Foto con sigari e rum. Il direttore dell’Fbi hackerato da Teheran
Immortalato mentre annusa e fuma sigari o mentre si fa un selfie allo specchio con una bottiglia di rum. Le foto del direttore dell’Fbi, Kash Patel, sono diventate pubbliche dopo che il gruppo Handala, legato al regime iraniano, ha pubblicato online non solo immagini ma anche documenti sottratti dall’account di Patel, inclusa la corrispondenza personale. L’Fbi ha confermato l’intrusione di hacker nelle email personali del direttore.
La maggior parte delle lettere digitali pubblicate risale a un periodo compreso fra il 2012 e il 2014, ma una è del 2022. L’Fbi ha spiegato in un comunicato di “essere al corrente che attori malevoli hanno colpito le mail personali di Patel” e di aver “adottato i passi necessari per mitigare i rischi potenziali associati con questa attività”. Nessuna precisazione, invece, sulla paternità dell’attacco.
Le informazioni a cui gli hacker hanno avuto accesso sono, secondo il Bureau, “di natura storica e non implicano informazioni sulle attività del governo”. “L’Fbi continuerà a perseguire gli attori responsabili, a sostenere le vittime e a condividere intelligence utile alla difesa delle reti”. Handala, che secondo il dipartimento della Giustizia di Washington è legata al ministero della sicurezza della Repubblica islamica, era stata associata a un cyber attacco di alto profilo contro un’azienda americana, la produttrice di equipaggiamenti medici Stryker. E ha rivendicato di aver rubato i nomi e altri dettagli di decine di dipendenti della Lockheed Martin.
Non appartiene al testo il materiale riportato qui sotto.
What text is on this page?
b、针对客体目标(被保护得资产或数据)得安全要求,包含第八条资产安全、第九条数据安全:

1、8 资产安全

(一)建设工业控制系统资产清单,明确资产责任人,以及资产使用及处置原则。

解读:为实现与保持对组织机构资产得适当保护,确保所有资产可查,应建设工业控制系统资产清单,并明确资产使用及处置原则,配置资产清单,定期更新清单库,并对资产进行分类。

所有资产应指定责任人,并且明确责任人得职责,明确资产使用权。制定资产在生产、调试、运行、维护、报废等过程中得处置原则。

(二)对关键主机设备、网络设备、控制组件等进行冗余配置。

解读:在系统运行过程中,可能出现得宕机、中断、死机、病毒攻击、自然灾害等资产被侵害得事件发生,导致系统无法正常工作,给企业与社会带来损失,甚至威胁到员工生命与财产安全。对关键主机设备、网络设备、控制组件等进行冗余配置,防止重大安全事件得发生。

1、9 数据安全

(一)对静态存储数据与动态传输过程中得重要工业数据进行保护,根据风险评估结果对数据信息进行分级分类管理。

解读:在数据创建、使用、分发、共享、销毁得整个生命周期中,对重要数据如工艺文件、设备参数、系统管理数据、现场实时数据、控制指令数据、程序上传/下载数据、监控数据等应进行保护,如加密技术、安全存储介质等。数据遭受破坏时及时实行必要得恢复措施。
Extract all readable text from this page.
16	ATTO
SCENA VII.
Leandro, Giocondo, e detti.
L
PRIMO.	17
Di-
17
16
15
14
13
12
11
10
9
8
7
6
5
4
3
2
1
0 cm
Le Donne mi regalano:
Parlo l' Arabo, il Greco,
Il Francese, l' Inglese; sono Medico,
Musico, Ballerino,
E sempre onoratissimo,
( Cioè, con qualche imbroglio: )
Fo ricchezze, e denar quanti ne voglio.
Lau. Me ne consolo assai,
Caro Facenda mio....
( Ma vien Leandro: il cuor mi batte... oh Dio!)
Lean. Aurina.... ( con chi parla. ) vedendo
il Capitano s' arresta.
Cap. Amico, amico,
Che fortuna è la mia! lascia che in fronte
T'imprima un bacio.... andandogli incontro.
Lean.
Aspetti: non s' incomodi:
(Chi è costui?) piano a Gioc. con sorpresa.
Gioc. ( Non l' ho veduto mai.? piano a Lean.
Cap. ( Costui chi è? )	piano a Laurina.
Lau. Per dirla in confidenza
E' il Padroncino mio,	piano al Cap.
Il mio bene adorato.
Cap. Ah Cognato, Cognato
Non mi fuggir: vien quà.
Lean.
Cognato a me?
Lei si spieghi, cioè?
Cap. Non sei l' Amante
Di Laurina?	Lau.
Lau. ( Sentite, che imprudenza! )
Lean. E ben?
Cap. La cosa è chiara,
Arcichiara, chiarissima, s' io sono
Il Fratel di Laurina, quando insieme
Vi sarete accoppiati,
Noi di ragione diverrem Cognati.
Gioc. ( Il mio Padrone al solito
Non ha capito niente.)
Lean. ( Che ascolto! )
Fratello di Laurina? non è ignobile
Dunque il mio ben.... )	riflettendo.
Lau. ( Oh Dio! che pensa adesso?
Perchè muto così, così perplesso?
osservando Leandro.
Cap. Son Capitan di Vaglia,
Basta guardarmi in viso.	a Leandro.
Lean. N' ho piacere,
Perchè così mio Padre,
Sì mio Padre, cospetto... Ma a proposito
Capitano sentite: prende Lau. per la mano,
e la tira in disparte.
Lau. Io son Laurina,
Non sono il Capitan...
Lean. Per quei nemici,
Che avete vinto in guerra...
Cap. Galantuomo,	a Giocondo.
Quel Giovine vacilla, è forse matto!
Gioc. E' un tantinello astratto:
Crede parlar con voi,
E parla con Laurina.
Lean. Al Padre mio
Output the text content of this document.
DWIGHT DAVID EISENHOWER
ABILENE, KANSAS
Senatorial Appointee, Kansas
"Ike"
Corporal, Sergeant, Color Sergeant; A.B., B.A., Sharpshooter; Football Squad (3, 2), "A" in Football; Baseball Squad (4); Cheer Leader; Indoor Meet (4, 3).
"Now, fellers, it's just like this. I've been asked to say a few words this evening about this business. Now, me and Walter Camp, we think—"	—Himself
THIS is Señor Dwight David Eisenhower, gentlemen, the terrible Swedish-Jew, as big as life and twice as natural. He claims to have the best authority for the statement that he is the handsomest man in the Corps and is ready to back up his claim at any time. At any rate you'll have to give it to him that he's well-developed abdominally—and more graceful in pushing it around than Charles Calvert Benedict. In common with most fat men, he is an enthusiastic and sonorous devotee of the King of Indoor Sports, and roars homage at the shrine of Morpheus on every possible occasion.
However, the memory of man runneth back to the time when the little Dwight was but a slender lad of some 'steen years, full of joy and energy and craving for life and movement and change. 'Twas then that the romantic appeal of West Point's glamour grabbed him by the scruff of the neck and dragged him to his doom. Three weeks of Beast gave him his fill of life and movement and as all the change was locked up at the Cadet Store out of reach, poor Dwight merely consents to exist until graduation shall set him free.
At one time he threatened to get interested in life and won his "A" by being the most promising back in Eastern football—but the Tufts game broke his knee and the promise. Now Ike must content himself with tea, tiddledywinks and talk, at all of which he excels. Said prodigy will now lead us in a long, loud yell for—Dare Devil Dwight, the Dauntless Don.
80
All’inizio del mese, l’Fbi aveva informato il Congresso che un sistema di sorveglianza impiegato in inchieste era stato compromesso da hacker di cui, ancora una volta, non si faceva il nome. Fonti avevano precisato che si trattava di presunti hacker cinesi.
L’agenzia offre una ricompensa fino a 10 milioni di dollari per informazioni che aiutino a identificare i membri del gruppo Handala.